His expectations will be that his invention be accepted, that it will get a patent, that it will pave the way to name and fame, and opportunity and cooperation to take up more large projects. With the money that the sale of the invention brings, he would want to buy a house, provide ample comforts for his parents, look after his children well, and have similar familial, social, and professional outcomes, all from that single patent. This is the Purpose (uddeśya) part of the “adhishthāna’’.  Apart from this immediate and Individual purpose, he has to have a Mission (dhyeya).

As overseas companies are dominant in the manufacture of computer-related products, the import of equipment is rather expensive, given the high costs imposed by the companies and the import duties on them. If the above-mentioned patent is obtained, these problems are ameliorated, and this leads to using of indigenous products thereby aiding self-reliance at a national level.

If an individual Indian obtains a patent in the hardware sector, it could inspire others, lead to a revolution where the Government will suitably make laws, provide the resources and so on, and result in India’s hardware sector grow to a level of being a supplier of hardware to the rest of the world in the next couple of decades. Thus, when many people with foresight try a variety of tasks, it will result in widespread changes, even globally. This is the Mission aspect that we should bear in mind.

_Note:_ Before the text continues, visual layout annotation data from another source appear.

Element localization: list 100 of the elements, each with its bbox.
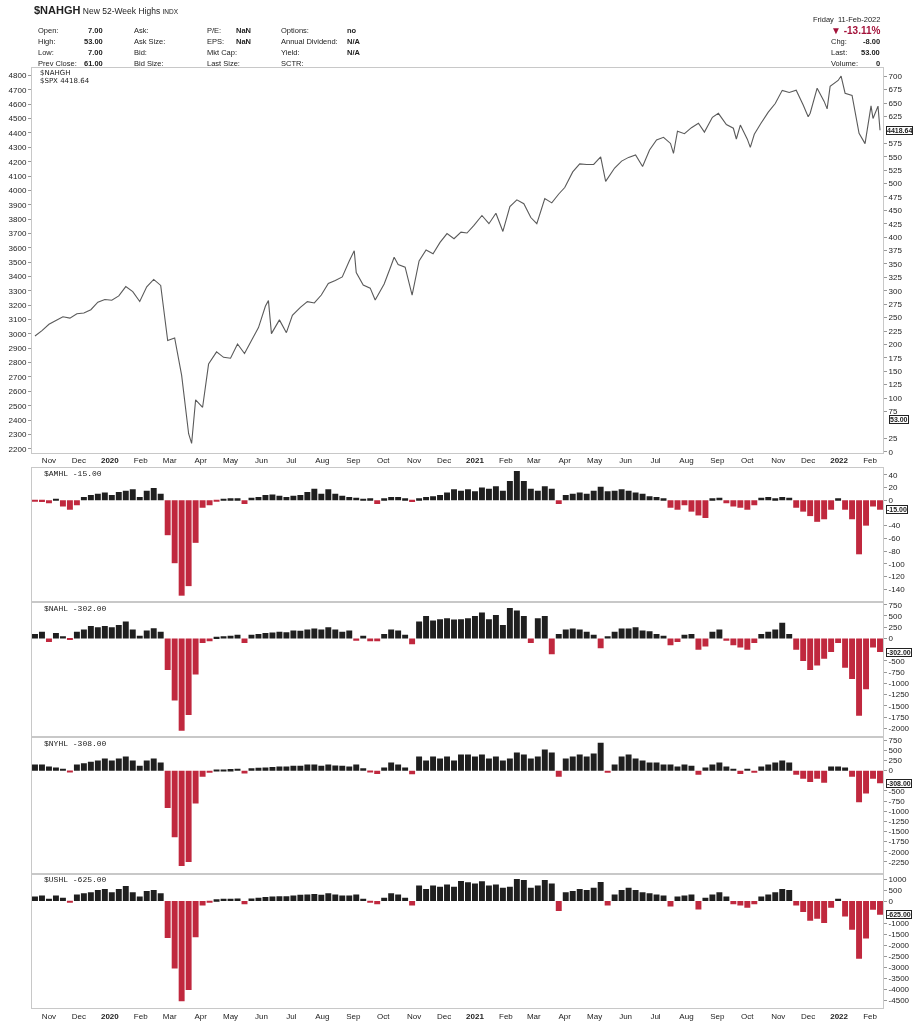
y2-tick-label: 675	[888, 85, 903, 95]
y-tick-label: 2600	[8, 387, 27, 397]
y-tick-label: -750	[888, 796, 906, 806]
x-tick-label: May	[222, 1011, 239, 1021]
y2-tick-label: 325	[888, 273, 903, 283]
x-tick-label: Oct	[741, 456, 755, 466]
y-tick-label: -2000	[888, 724, 910, 734]
y2-tick-label: 200	[888, 340, 903, 350]
x-tick-label: Dec	[801, 1011, 816, 1021]
y-tick-label: -1750	[888, 712, 910, 722]
bar	[409, 901, 416, 906]
y-tick-label: -1000	[888, 807, 910, 817]
y-tick-label: 750	[888, 736, 903, 746]
bar	[751, 770, 758, 773]
y-tick-label: -40	[888, 521, 901, 531]
x-tick-label: Jul	[650, 456, 661, 466]
bar	[744, 768, 751, 771]
x-tick-label: 2020	[100, 1011, 120, 1021]
y-tick-label: -2250	[888, 857, 910, 867]
y-tick-label: 3900	[8, 200, 27, 210]
bar	[597, 638, 604, 649]
x-tick-label: Jun	[619, 456, 633, 466]
y-tick-label: -4000	[888, 984, 910, 994]
x-tick-label: Dec	[436, 456, 452, 466]
y-tick-label: 250	[888, 756, 903, 766]
x-tick-label: Feb	[863, 1011, 878, 1021]
bar	[548, 638, 555, 655]
y-tick-label: -1250	[888, 690, 910, 700]
y2-tick-label: 375	[888, 246, 903, 256]
x-tick-label: Nov	[406, 1011, 422, 1021]
bar	[66, 638, 73, 641]
y2-tick-label: 550	[888, 152, 903, 162]
chart-title: $USHL -625.00	[44, 875, 107, 884]
x-tick-label: Oct	[376, 456, 391, 466]
bar	[604, 770, 611, 773]
bar	[835, 498, 842, 501]
y-tick-label: -60	[888, 534, 901, 544]
bar	[248, 898, 255, 902]
y-tick-label: 3500	[8, 257, 27, 267]
x-tick-label: Mar	[162, 456, 177, 466]
x-tick-label: Jun	[255, 456, 268, 466]
x-tick-label: Feb	[133, 1011, 149, 1021]
x-tick-label: Oct	[376, 1011, 391, 1021]
x-tick-label: Jul	[286, 1011, 297, 1021]
y-tick-label: -2000	[888, 847, 910, 857]
bar	[409, 638, 416, 645]
y-tick-label: 4300	[8, 143, 27, 153]
y-tick-label: 2700	[8, 372, 27, 382]
y-tick-label: 3400	[8, 272, 27, 282]
bar	[45, 638, 52, 643]
x-tick-label: Sep	[710, 1011, 726, 1021]
y-tick-label: 40	[888, 470, 899, 480]
y2-tick-label: 625	[888, 112, 903, 122]
x-tick-label: Jun	[619, 1011, 633, 1021]
x-tick-label: Jul	[286, 456, 297, 466]
x-tick-label: Nov	[771, 456, 786, 466]
x-tick-label: Oct	[741, 1011, 755, 1021]
y2-tick-label: 225	[888, 326, 903, 336]
x-tick-label: 2021	[466, 456, 485, 466]
y-tick-label: -140	[888, 585, 906, 595]
bar	[667, 901, 674, 907]
x-tick-label: Aug	[315, 456, 330, 466]
x-tick-label: Dec	[71, 456, 87, 466]
y-tick-label: 4700	[8, 85, 27, 95]
bar	[52, 498, 59, 501]
y2-tick-label: 650	[888, 98, 903, 108]
x-tick-label: 2020	[100, 456, 120, 466]
y2-tick-label: 425	[888, 219, 903, 229]
bar	[374, 500, 381, 504]
y2-tick-label: 150	[888, 367, 903, 377]
y-tick-label: 4800	[8, 71, 27, 81]
y-tick-label: 2200	[8, 444, 27, 454]
y-tick-label: 2900	[8, 344, 27, 354]
y-tick-label: 0	[888, 766, 894, 776]
y-tick-label: -1500	[888, 929, 910, 939]
y-tick-label: -120	[888, 572, 906, 582]
y-tick-label: 2400	[8, 415, 27, 425]
line-series	[34, 75, 881, 444]
y2-tick-label: 400	[888, 232, 903, 242]
bar	[555, 500, 562, 504]
y-tick-label: -1250	[888, 817, 910, 827]
x-tick-label: Nov	[41, 456, 57, 466]
x-tick-label: Mar	[162, 1011, 177, 1021]
y-tick-label: 2800	[8, 358, 27, 368]
bar	[555, 901, 562, 911]
y-tick-label: -2000	[888, 940, 910, 950]
y-tick-label: 0	[888, 495, 894, 505]
y-tick-label: 4200	[8, 157, 27, 167]
bar	[248, 768, 255, 771]
y-tick-label: 4400	[8, 128, 27, 138]
x-tick-label: Feb	[863, 456, 878, 466]
x-tick-label: Feb	[133, 456, 149, 466]
x-tick-label: 2021	[466, 1011, 485, 1021]
x-tick-label: Feb	[498, 456, 514, 466]
x-tick-label: Nov	[41, 1011, 57, 1021]
y-tick-label: 3000	[8, 329, 27, 339]
x-tick-label: Nov	[771, 1011, 786, 1021]
y2-tick-label: 450	[888, 206, 903, 216]
y2-tick-label: 75	[888, 407, 899, 417]
y-tick-label: -1500	[888, 701, 910, 711]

The individual who attempts for copyright for his small product and has small material expectations thereupon must have a larger and longer Mission that has national or global ramifications. His clarity regarding how his personal gains help in the advancement of the mission, what to favor when there is conflict between his selfish goals and long-term missions, and similar considerations will constitute the (spaṣṭatā) rationality aspect of his resource handling. Thus, our adhishthāna has to have all three dimensions that are uddeśya, dhyeya & spaṣṭatā.

Approach or intention.  

Gurukulams may also study ancient shastras, not only with the intention of preserving ancient learning or celebrating the hoary past, but also to develop a vision about how to apply ancient knowledge suitably to future development. Whatever has no future utility is only of historical significance. Hence learning needs to be farsighted and clearsighted.

Thus, वस्तु, विषय& विचार /vastu, vishaya and vicāra (material, subjects and thoughts - are the three resources that are essential for the founding of a modern Gurukulam.